Maximum number of combined neutral losses.
If checked, all unmatched theoretical peaks are reported. If unchecked, unmatched theoretical peaks are reported only if a corresponding isotope pattern has been matched. This feature may spend a lot of main memory, keep it disabled if possible.
The full isotope patterns of compounds are generated in theoretical spectra. The FWHM value is used for this purpose. If checked, the deisotoping is disabled automatically.
The minimum number of peaks which must be annotated in an isotopic pattern. The option "Generate Full Isotope Patterns" must be enabled.
The minimum number of spectra in which a compound must be identified to be reported.
LC-MS data = the minimum number of consecutive scans;
MSI data = the minimum number of pixels.
The minimum number of ion types which must be matched to report a given compound. Use e.g. Ion Types: [M+H]+, [M+Na]+; Charge: 2; Neutral Losses: H2O; Maximum Number of Combined Losses: 1. If Minimum Ion Types: 2, then any pair of ions from the set of ions [M+H]+, [M+Na]+, [M+2H]2+, [M+Na+H]2+, [M+H-H2O]+, [M+Na-H2O]+, [M+2H-H2O]2+, [M+Na+H-H2O]2+ must be matched to report a given compound.
Apply Senior's filtering rules. See https://doi.org/10.1186/1471-2105-8-105 for more details.
In 'Compound Search - MS, LC-MS, MSI' mode, the rules are applied to generated compounds. In other modes, the rules are applied to combinations of neutral losses, see https://doi.org/10.1021/acs.analchem.0c00170 for more details.
Calculate FDRs for LC-MS and MSI data (experimental feature). It can optionally be disabled to cut the processing time in half.
Enter the minimum relative/absolute intensity of the most intense peak in an isotopic pattern. Isotopic patterns with relative/absolute intensities below this value will be kept in the spectrum but not annotated.

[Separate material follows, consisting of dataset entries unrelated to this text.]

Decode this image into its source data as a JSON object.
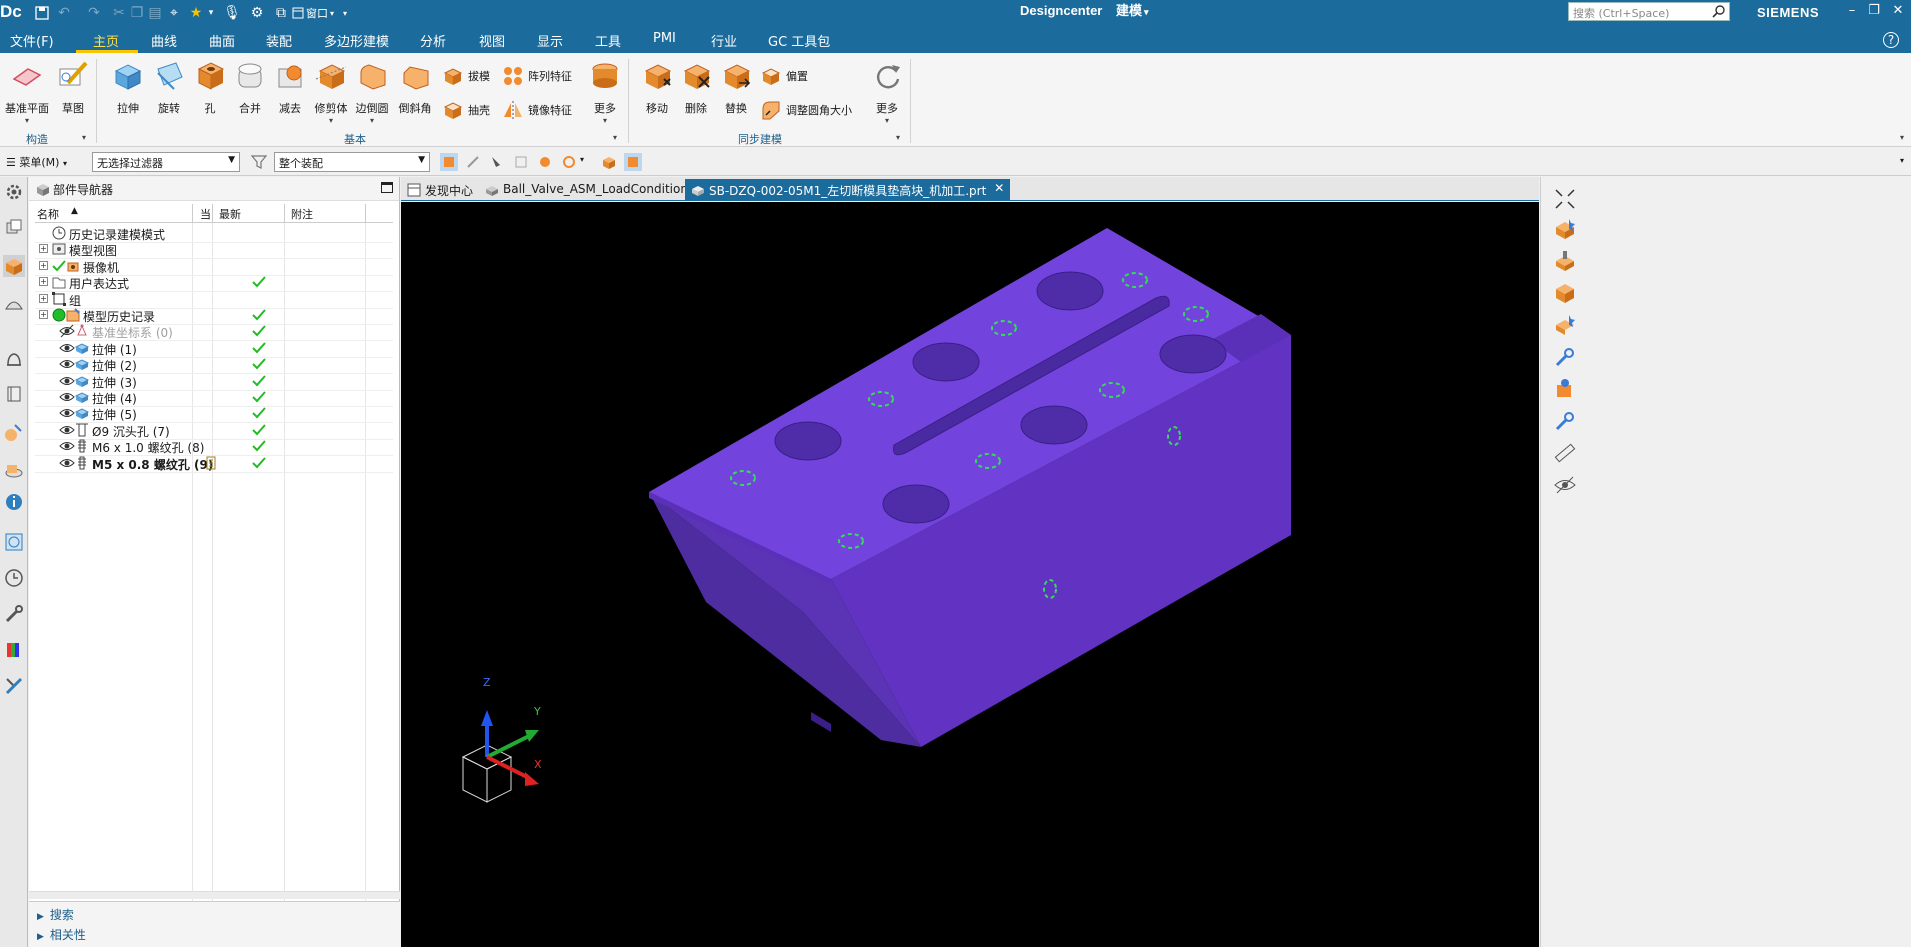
{
  "app": {
    "logo": "Dc",
    "title": "Designcenter",
    "mode": "建模",
    "search_placeholder": "搜索 (Ctrl+Space)",
    "brand": "SIEMENS",
    "window_menu": "窗口"
  },
  "menu": {
    "tabs": [
      "文件(F)",
      "主页",
      "曲线",
      "曲面",
      "装配",
      "多边形建模",
      "分析",
      "视图",
      "显示",
      "工具",
      "PMI",
      "行业",
      "GC 工具包"
    ],
    "active_index": 1
  },
  "ribbon": {
    "construct": {
      "datum_plane": "基准平面",
      "sketch": "草图",
      "group_label": "构造"
    },
    "basic": {
      "extrude": "拉伸",
      "revolve": "旋转",
      "hole": "孔",
      "unite": "合并",
      "subtract": "减去",
      "trim_body": "修剪体",
      "edge_blend": "边倒圆",
      "chamfer": "倒斜角",
      "draft": "拔模",
      "shell": "抽壳",
      "pattern_feature": "阵列特征",
      "mirror_feature": "镜像特征",
      "more": "更多",
      "group_label": "基本"
    },
    "sync": {
      "move": "移动",
      "delete": "删除",
      "replace": "替换",
      "offset": "偏置",
      "resize_blend": "调整圆角大小",
      "more": "更多",
      "group_label": "同步建模"
    }
  },
  "selection_bar": {
    "menu": "菜单(M)",
    "filter": "无选择过滤器",
    "scope": "整个装配"
  },
  "navigator": {
    "title": "部件导航器",
    "columns": {
      "name": "名称",
      "current": "当",
      "latest": "最新",
      "note": "附注"
    },
    "rows": [
      {
        "label": "历史记录建模模式",
        "checked": false
      },
      {
        "label": "模型视图",
        "checked": false
      },
      {
        "label": "摄像机",
        "checked": false
      },
      {
        "label": "用户表达式",
        "checked": true
      },
      {
        "label": "组",
        "checked": false
      },
      {
        "label": "模型历史记录",
        "checked": true
      },
      {
        "label": "基准坐标系 (0)",
        "checked": true
      },
      {
        "label": "拉伸 (1)",
        "checked": true
      },
      {
        "label": "拉伸 (2)",
        "checked": true
      },
      {
        "label": "拉伸 (3)",
        "checked": true
      },
      {
        "label": "拉伸 (4)",
        "checked": true
      },
      {
        "label": "拉伸 (5)",
        "checked": true
      },
      {
        "label": "Ø9 沉头孔 (7)",
        "checked": true
      },
      {
        "label": "M6 x 1.0 螺纹孔 (8)",
        "checked": true
      },
      {
        "label": "M5 x 0.8 螺纹孔 (9)",
        "checked": true
      }
    ],
    "bottom": {
      "search": "搜索",
      "dependencies": "相关性"
    }
  },
  "doc_tabs": [
    "发现中心",
    "Ball_Valve_ASM_LoadCondition.prt",
    "SB-DZQ-002-05M1_左切断模具垫高块_机加工.prt"
  ],
  "active_doc_tab": 2,
  "colors": {
    "accent": "#1b6b9c",
    "active_tab_text": "#ffe14d",
    "part_face": "#7040d8",
    "part_side": "#5a30b8",
    "check": "#22bb22"
  },
  "triad": {
    "x": "X",
    "y": "Y",
    "z": "Z"
  }
}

The maximum m/z error of difference between an isotopic peak and the most intense peak in an experimental and theoretical isotopic pattern (0 = disabled) [ppm].

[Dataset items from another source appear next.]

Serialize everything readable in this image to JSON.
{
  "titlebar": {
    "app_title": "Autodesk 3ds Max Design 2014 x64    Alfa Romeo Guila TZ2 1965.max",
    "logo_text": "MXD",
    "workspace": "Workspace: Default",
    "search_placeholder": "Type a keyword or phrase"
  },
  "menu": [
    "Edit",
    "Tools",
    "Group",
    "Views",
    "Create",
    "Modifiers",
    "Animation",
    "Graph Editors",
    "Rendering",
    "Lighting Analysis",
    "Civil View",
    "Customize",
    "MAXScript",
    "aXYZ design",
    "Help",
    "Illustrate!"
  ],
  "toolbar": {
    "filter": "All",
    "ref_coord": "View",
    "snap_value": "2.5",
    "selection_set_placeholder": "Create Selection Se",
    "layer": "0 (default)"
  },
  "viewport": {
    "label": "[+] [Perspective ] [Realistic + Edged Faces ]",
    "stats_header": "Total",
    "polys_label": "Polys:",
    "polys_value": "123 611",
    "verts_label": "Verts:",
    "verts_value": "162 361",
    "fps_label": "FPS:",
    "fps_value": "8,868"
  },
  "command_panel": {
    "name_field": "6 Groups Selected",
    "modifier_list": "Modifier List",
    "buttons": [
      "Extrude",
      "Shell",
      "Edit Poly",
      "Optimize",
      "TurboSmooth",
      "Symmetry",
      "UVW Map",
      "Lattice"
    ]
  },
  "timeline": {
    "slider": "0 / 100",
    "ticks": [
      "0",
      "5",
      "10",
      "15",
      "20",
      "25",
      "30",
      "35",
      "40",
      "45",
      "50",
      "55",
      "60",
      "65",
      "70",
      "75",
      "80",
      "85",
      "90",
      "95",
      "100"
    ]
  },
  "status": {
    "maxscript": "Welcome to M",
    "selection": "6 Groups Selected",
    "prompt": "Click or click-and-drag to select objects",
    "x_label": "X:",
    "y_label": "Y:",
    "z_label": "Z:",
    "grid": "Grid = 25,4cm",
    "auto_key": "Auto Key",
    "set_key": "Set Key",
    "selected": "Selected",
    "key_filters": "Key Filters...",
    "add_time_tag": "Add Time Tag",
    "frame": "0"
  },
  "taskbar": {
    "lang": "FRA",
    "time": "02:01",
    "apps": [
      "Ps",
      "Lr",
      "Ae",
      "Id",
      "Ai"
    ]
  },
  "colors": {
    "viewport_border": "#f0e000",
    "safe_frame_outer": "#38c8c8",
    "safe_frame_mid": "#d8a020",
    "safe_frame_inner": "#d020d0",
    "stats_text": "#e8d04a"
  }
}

Example, let's have two matched peaks in an isotopic pattern of a compound, an isotopic peak with m/z error 7 ppm and the most intense peak with m/z error 4 ppm:
if m/z Error Tolerance = 10 ppm (i.e. <-10,10>), Isotope m/z Tolerance = 0 ppm (i.e. disabled) => the compound is reported as a correct hit;
if m/z Error Tolerance = 10 ppm (i.e. <-10,10>), Isotope m/z Tolerance = 2 ppm (i.e. <0,2>) => the compound is discarded because 7-4=3 is bigger than 2.

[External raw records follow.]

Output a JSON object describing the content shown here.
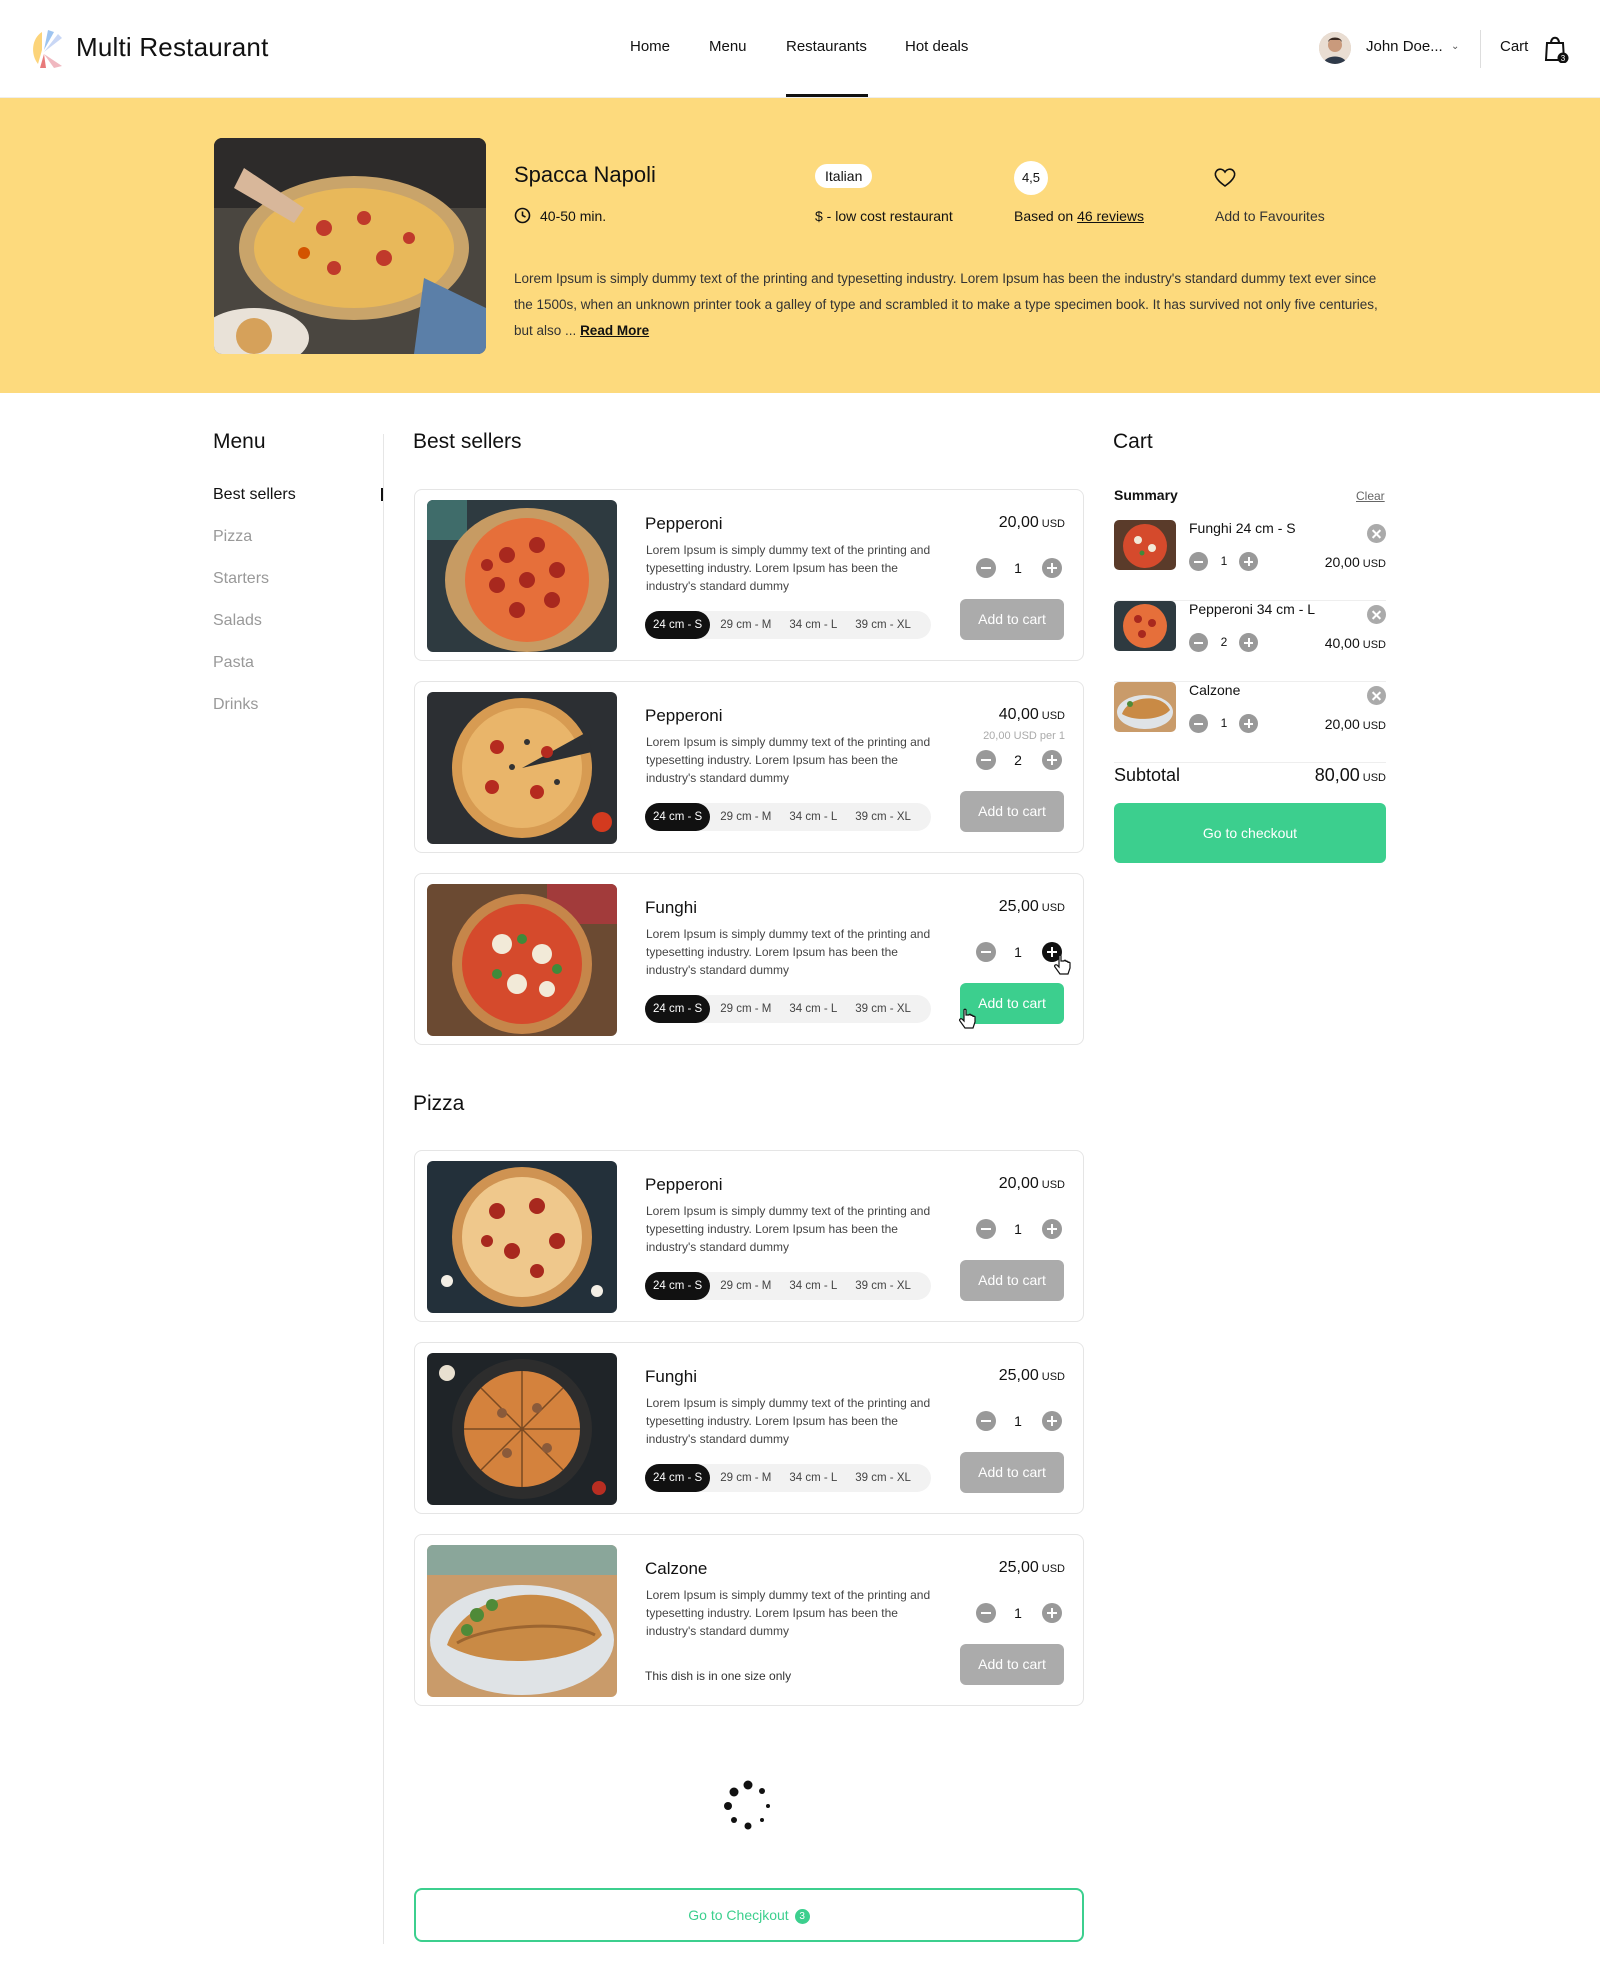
{
  "header": {
    "brand": "Multi Restaurant",
    "nav": [
      "Home",
      "Menu",
      "Restaurants",
      "Hot deals"
    ],
    "active_nav": "Restaurants",
    "user_name": "John Doe...",
    "cart_label": "Cart",
    "cart_count": "3"
  },
  "restaurant": {
    "name": "Spacca Napoli",
    "delivery_time": "40-50 min.",
    "cuisine": "Italian",
    "price_level": "$ - low cost restaurant",
    "rating": "4,5",
    "rating_prefix": "Based on",
    "reviews_link": "46 reviews",
    "favourite_label": "Add to Favourites",
    "description": "Lorem Ipsum is simply dummy text of the printing and typesetting industry. Lorem Ipsum has been the industry's standard dummy text ever since the 1500s, when an unknown printer took a galley of type and scrambled it to make a type specimen book. It has survived not only five centuries, but also ...",
    "read_more": "Read More"
  },
  "menu": {
    "title": "Menu",
    "items": [
      "Best sellers",
      "Pizza",
      "Starters",
      "Salads",
      "Pasta",
      "Drinks"
    ],
    "active": "Best sellers"
  },
  "sections": [
    {
      "title": "Best sellers",
      "products": [
        {
          "name": "Pepperoni",
          "description": "Lorem Ipsum is simply dummy text of the printing and typesetting industry. Lorem Ipsum has been the industry's standard dummy",
          "price": "20,00",
          "currency": "USD",
          "quantity": "1",
          "sizes": [
            "24 cm - S",
            "29 cm - M",
            "34 cm - L",
            "39 cm - XL"
          ],
          "selected_size": "24 cm - S",
          "add_label": "Add to cart"
        },
        {
          "name": "Pepperoni",
          "description": "Lorem Ipsum is simply dummy text of the printing and typesetting industry. Lorem Ipsum has been the industry's standard dummy",
          "price": "40,00",
          "currency": "USD",
          "per_note": "20,00 USD per 1",
          "quantity": "2",
          "sizes": [
            "24 cm - S",
            "29 cm - M",
            "34 cm - L",
            "39 cm - XL"
          ],
          "selected_size": "24 cm - S",
          "add_label": "Add to cart"
        },
        {
          "name": "Funghi",
          "description": "Lorem Ipsum is simply dummy text of the printing and typesetting industry. Lorem Ipsum has been the industry's standard dummy",
          "price": "25,00",
          "currency": "USD",
          "quantity": "1",
          "sizes": [
            "24 cm - S",
            "29 cm - M",
            "34 cm - L",
            "39 cm - XL"
          ],
          "selected_size": "24 cm - S",
          "add_label": "Add to cart"
        }
      ]
    },
    {
      "title": "Pizza",
      "products": [
        {
          "name": "Pepperoni",
          "description": "Lorem Ipsum is simply dummy text of the printing and typesetting industry. Lorem Ipsum has been the industry's standard dummy",
          "price": "20,00",
          "currency": "USD",
          "quantity": "1",
          "sizes": [
            "24 cm - S",
            "29 cm - M",
            "34 cm - L",
            "39 cm - XL"
          ],
          "selected_size": "24 cm - S",
          "add_label": "Add to cart"
        },
        {
          "name": "Funghi",
          "description": "Lorem Ipsum is simply dummy text of the printing and typesetting industry. Lorem Ipsum has been the industry's standard dummy",
          "price": "25,00",
          "currency": "USD",
          "quantity": "1",
          "sizes": [
            "24 cm - S",
            "29 cm - M",
            "34 cm - L",
            "39 cm - XL"
          ],
          "selected_size": "24 cm - S",
          "add_label": "Add to cart"
        },
        {
          "name": "Calzone",
          "description": "Lorem Ipsum is simply dummy text of the printing and typesetting industry. Lorem Ipsum has been the industry's standard dummy",
          "price": "25,00",
          "currency": "USD",
          "quantity": "1",
          "single_size_note": "This dish is in one size only",
          "add_label": "Add to cart"
        }
      ]
    }
  ],
  "cart": {
    "title": "Cart",
    "summary_label": "Summary",
    "clear_label": "Clear",
    "items": [
      {
        "name": "Funghi 24 cm - S",
        "quantity": "1",
        "price": "20,00",
        "currency": "USD"
      },
      {
        "name": "Pepperoni 34 cm - L",
        "quantity": "2",
        "price": "40,00",
        "currency": "USD"
      },
      {
        "name": "Calzone",
        "quantity": "1",
        "price": "20,00",
        "currency": "USD"
      }
    ],
    "subtotal_label": "Subtotal",
    "subtotal": "80,00",
    "currency": "USD",
    "checkout_label": "Go to checkout"
  },
  "bottom_checkout": {
    "label": "Go to Checjkout",
    "badge": "3"
  },
  "colors": {
    "hero_bg": "#fdda7d",
    "accent_green": "#3ccf8e",
    "disabled_button": "#ababab",
    "text_dark": "#111111",
    "text_muted": "#999999"
  },
  "icons": [
    "clock-icon",
    "heart-icon",
    "cart-bag-icon",
    "minus-icon",
    "plus-icon",
    "remove-icon",
    "loading-spinner-icon",
    "hand-pointer-icon"
  ]
}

The maximum error tolerance of intensities of matched isotopes (0% or 100% = disabled) [in % of relative intensity of the most intense peak].
Example:
Isotope Intensity Tolerance = 10%, Relative Intensity of the Most Intense Peak = 100% => the tolerance of relative intensities of isotopes is 10%;
Isotope Intensity Tolerance = 10%, Relative Intensity of the Most Intense Peak = 50% => the tolerance of relative intensities of isotopes is 5%; etc.